8. Jesus entendia que seu ministério era o de proclamar o Reino de Deus e as Boas Novas de redenção para os pecadores perdidos. Vemos isso em seu primeiro sermão em Nazaré (Lucas 4.16-30), quando ele apelou a Isaías 61.1-2: “O Espírito do SENHOR Deus está sobre mim, porque o SENHOR me ungiu para pregar boas-novas aos quebrantados, enviou-me a curar os quebrantados de coração, a proclamar libertação aos cativos e a pôr em liberdade os algemados; a apregoar o ano aceitável do SENHOR e o dia da vingança do nosso Deus…”
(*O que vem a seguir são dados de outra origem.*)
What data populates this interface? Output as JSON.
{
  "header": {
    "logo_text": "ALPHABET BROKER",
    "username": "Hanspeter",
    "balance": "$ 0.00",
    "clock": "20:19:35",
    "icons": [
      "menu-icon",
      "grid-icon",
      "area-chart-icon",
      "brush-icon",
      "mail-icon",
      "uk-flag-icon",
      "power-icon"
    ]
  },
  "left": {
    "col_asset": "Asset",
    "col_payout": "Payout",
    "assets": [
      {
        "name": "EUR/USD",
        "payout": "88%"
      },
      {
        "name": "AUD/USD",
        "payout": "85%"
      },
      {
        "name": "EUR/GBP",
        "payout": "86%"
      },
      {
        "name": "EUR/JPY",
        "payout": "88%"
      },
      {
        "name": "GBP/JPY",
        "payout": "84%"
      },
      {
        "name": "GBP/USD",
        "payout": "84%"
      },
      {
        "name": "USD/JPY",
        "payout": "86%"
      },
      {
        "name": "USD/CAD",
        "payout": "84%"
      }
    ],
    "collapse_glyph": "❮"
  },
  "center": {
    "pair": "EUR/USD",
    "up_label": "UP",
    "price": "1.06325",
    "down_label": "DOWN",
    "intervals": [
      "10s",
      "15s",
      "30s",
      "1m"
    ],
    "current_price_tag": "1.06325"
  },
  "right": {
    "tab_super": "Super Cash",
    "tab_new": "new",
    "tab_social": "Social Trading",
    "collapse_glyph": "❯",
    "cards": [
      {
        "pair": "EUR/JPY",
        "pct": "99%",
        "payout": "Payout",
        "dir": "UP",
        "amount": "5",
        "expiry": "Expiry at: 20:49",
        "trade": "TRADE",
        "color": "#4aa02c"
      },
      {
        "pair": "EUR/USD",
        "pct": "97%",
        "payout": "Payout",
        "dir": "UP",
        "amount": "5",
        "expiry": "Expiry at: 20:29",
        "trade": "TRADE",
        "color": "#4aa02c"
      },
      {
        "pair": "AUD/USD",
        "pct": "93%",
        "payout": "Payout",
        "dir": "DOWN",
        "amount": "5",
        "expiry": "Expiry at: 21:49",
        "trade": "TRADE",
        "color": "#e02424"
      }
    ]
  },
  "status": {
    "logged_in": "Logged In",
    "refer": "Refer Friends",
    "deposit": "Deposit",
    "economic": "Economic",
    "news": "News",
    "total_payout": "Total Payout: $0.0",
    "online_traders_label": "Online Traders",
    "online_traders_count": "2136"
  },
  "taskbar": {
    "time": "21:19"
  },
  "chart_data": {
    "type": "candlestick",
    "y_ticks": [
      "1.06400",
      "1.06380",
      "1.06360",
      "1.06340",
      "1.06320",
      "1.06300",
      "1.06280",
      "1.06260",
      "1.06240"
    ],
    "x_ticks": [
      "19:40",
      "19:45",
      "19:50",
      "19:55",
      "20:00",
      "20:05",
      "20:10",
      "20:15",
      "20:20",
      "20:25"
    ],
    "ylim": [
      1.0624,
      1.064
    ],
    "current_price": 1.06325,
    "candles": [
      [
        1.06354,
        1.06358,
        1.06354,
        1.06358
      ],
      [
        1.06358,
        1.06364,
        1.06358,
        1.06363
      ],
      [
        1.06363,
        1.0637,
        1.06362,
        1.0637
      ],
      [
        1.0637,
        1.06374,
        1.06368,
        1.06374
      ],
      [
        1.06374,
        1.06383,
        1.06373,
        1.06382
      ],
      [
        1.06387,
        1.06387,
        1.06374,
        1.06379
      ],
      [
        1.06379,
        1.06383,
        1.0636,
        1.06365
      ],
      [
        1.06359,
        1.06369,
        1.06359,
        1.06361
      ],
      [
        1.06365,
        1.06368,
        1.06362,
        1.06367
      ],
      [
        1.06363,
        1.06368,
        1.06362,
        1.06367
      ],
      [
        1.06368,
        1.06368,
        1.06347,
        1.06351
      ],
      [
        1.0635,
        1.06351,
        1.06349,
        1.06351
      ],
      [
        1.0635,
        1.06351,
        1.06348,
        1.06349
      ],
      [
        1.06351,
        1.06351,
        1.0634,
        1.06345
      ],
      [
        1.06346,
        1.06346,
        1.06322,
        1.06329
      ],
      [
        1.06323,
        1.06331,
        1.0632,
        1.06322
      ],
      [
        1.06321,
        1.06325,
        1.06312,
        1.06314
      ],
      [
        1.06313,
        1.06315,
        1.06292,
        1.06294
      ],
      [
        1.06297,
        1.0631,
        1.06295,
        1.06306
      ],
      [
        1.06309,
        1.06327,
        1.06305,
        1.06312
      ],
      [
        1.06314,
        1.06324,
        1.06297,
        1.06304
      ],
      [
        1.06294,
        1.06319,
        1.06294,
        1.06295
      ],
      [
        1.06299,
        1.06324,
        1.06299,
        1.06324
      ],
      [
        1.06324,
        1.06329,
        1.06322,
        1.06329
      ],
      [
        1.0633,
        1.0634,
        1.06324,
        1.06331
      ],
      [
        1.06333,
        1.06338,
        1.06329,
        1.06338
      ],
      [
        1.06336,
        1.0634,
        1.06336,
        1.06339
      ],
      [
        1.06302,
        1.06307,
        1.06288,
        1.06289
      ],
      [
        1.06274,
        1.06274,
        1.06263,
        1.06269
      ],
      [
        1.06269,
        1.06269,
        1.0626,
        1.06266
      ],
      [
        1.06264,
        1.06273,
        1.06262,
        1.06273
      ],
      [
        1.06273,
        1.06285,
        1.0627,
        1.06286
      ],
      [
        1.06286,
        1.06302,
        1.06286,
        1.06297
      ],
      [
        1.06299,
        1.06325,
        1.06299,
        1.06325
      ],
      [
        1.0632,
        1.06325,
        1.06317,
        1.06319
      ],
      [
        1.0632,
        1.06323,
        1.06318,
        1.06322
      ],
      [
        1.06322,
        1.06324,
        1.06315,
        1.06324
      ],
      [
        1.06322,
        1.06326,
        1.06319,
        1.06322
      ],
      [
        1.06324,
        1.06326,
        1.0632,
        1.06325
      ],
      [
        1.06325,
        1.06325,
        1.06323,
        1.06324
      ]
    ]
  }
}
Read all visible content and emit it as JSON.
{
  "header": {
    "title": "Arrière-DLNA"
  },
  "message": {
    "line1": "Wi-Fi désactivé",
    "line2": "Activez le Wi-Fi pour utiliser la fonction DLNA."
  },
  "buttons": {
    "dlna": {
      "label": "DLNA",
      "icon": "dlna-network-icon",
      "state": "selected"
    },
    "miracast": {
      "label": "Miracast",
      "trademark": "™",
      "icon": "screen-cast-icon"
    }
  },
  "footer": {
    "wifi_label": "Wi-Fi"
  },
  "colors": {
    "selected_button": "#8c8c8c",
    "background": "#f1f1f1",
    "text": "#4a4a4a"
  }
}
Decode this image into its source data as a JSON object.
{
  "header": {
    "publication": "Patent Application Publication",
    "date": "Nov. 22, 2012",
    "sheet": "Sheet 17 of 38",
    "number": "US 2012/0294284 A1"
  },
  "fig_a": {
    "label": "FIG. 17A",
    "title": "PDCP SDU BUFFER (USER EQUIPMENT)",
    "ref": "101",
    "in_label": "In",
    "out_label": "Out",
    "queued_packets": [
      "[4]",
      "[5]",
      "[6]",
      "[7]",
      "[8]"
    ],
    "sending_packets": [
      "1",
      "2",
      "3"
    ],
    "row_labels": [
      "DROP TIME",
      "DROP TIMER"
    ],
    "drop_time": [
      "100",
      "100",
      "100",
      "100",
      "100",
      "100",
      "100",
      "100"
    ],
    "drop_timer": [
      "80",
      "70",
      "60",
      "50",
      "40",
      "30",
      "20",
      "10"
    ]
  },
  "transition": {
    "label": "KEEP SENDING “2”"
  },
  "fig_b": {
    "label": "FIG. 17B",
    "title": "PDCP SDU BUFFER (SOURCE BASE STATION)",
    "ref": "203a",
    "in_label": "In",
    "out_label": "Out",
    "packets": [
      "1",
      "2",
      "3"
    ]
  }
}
9. Jesus entendia que todas as festas do Antigo Testamento estavam apontando para o que ele iria alcançar na obra da redenção. Sabemos isso porque naquele primeiro sermão em Nazaré, ele fez alusão ao Ano do Jubileu e explicou que ele veio para trazer a realidade daquilo que a festa tipificava. O Ano do Jubileu acontecia uma vez a cada 50 anos – uma vez na vida, em geral (Salmo 90.10). Dívidas eram perdoadas e a herança era restaurada. Jesus faz exatamente isso espiritualmente por seu povo por meio de sua morte e ressurreição.

10. Jesus entendia que o casamento foi ordenado na criação para que ele tivesse uma noiva espiritual na igreja, a quem ele redimiria. Ele repetidamente se referia a si mesmo como “o Noivo” (Mateus 9.15 e 25.1-10).

Enquanto muito poderia e deveria ser considerado a respeito desse assunto, entender que Jesus lia o Antigo Testamento como sido escrito para e sobre ele deveria criar em nós uma apreciação maior do caminho que nosso Salvador percorreu para nos redimir. Deveria nos ajudar a fixarmos os olhos mais firmemente nAquele que é o autor e consumador da nossa fé. Deveria nos motivar a buscá-lo com mais fervor. Deveria nos encorajar a confiar nele como nosso redentor mais plenamente. Deveria nos ajudar a entender que toda a vida e piedade são encontradas nele e apenas nele. Deveria produzir em nós clamores de gratidão e cantos de adoração pela sabedoria amorosa de nosso Deus ao revelar seu pacto para o cumpridor desse pacto em nosso favor.